The harnessing of solar energy dates back to 700 B.C, when people used a magnifying glass to focus the sun’s rays to produce fire. Today solar power is a vigorously developing energy source around the globe. It not only caters to the rising energy requirements but also the need to protect the environment from the exploitation of exhaustible energy resources.

A piece of average solar equipment endures intense environmental conditions such as scorching heat, UV radiations, bitter cold,  pouring rain, hail, storms, and turbulent winds. To withstand such conditions, the sealing and mounting application of epoxy resins increase the environmental tolerance of the solar equipment.

With their high mechanical strength, impressive dimensional stability and excellent adhesion properties, they are used to protect the solar panels from a wide range of temperatures. Epoxies are cheap, less labor-intensive and easy to apply.

  • Wind Energy

The global wind industry has quickly emerged as one of the largest sources of renewable energy around the world. The wind energy in the U.S. alone grew by 9% in 2017 and today is the largest source for generating clean energy in the country.
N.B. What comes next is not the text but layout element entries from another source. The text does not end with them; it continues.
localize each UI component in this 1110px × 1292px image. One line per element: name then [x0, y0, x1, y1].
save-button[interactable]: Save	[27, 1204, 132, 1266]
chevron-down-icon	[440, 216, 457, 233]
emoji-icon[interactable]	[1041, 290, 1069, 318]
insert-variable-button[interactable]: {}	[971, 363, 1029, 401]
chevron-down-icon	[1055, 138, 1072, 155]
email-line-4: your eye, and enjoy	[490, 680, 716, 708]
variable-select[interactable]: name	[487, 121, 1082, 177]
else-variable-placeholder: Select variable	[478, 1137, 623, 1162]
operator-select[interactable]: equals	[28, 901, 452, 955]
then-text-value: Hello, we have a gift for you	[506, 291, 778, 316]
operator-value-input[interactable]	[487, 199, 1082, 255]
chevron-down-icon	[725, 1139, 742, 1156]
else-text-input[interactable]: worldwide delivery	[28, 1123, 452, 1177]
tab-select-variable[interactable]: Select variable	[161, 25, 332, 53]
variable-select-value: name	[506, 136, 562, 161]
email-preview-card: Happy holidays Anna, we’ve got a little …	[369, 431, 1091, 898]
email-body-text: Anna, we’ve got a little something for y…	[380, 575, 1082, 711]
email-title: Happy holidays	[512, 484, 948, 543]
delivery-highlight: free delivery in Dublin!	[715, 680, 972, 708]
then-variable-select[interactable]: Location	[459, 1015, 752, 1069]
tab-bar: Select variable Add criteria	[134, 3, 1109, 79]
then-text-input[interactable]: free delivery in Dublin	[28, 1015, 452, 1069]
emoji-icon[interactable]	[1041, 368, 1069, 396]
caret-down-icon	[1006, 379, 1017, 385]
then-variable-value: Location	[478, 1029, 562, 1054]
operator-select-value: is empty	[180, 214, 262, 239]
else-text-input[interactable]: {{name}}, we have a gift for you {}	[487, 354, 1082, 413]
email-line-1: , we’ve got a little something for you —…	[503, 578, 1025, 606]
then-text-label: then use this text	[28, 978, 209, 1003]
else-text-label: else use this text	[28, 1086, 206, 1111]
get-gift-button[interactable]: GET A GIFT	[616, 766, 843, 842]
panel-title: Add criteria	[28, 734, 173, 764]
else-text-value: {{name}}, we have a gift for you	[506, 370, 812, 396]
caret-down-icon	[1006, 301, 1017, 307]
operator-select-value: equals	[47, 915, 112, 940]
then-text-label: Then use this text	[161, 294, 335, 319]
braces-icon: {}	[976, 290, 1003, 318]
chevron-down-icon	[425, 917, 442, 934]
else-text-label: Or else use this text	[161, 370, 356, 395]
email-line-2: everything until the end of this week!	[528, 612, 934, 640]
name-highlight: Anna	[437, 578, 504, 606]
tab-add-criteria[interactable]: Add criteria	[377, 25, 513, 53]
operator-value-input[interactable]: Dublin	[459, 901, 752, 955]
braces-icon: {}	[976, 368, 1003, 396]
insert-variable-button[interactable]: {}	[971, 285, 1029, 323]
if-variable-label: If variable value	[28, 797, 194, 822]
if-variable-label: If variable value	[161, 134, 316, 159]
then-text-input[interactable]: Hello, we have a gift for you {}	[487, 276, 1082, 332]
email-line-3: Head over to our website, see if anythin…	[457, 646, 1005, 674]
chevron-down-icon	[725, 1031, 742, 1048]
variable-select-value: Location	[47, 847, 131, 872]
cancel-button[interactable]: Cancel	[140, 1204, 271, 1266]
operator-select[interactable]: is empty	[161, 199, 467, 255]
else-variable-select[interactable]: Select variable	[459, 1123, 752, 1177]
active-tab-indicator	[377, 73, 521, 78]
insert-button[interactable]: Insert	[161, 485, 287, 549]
With such a tremendous demand for wind power, the need for fabricating bigger and better wind turbine blades is also rising. The industry is in a dearth of long-lasting blades, that endure the harsh climatic conditions and wear tear and are able to collect more wind energy at a time.

Sealing and mounting application of epoxy resins increase the environmental tolerance of the solar equipment

Epoxy thermosets are used for making the blades more durable because of their high tensile strength and high creep resistance. Mixing of epoxy resins with various toughening agents and using them on the blades have shown positive results towards making the blades corrosion resistant and fatigue-proof.

  • Hydropower

Hydropower is an essential source of renewable and clean energy. As the hydropower industry is developing rapidly, the solution for protecting the hydropower concrete surfaces against low temperatures and lashing water flow has also been looked into.

As a solution to this issue, epoxy mortar, a mixture of epoxy resins, binder, solvent, mineral fillers, and some additives has proven to be the most effective material used for surface protection. Owing to the properties like non-permeability, adhesive strength, anti-erosive nature, and non-abrasiveness, epoxy mortar paste has been used as a repairing paste in the hydropower industry.

Over the last few decades, epoxy resins have contributed immensely in the maintenance and protection of clean energy sources, helping them to become more efficient and productive.

Final Thoughts

While many argue that factors like a relatively high cost when compared to petroleum-based resins and conventional cement-mortar alternatives has affected the epoxy resin market growth, the fact remains that epoxy resin never fails to deliver top-notch and unmatchable results in the areas of application.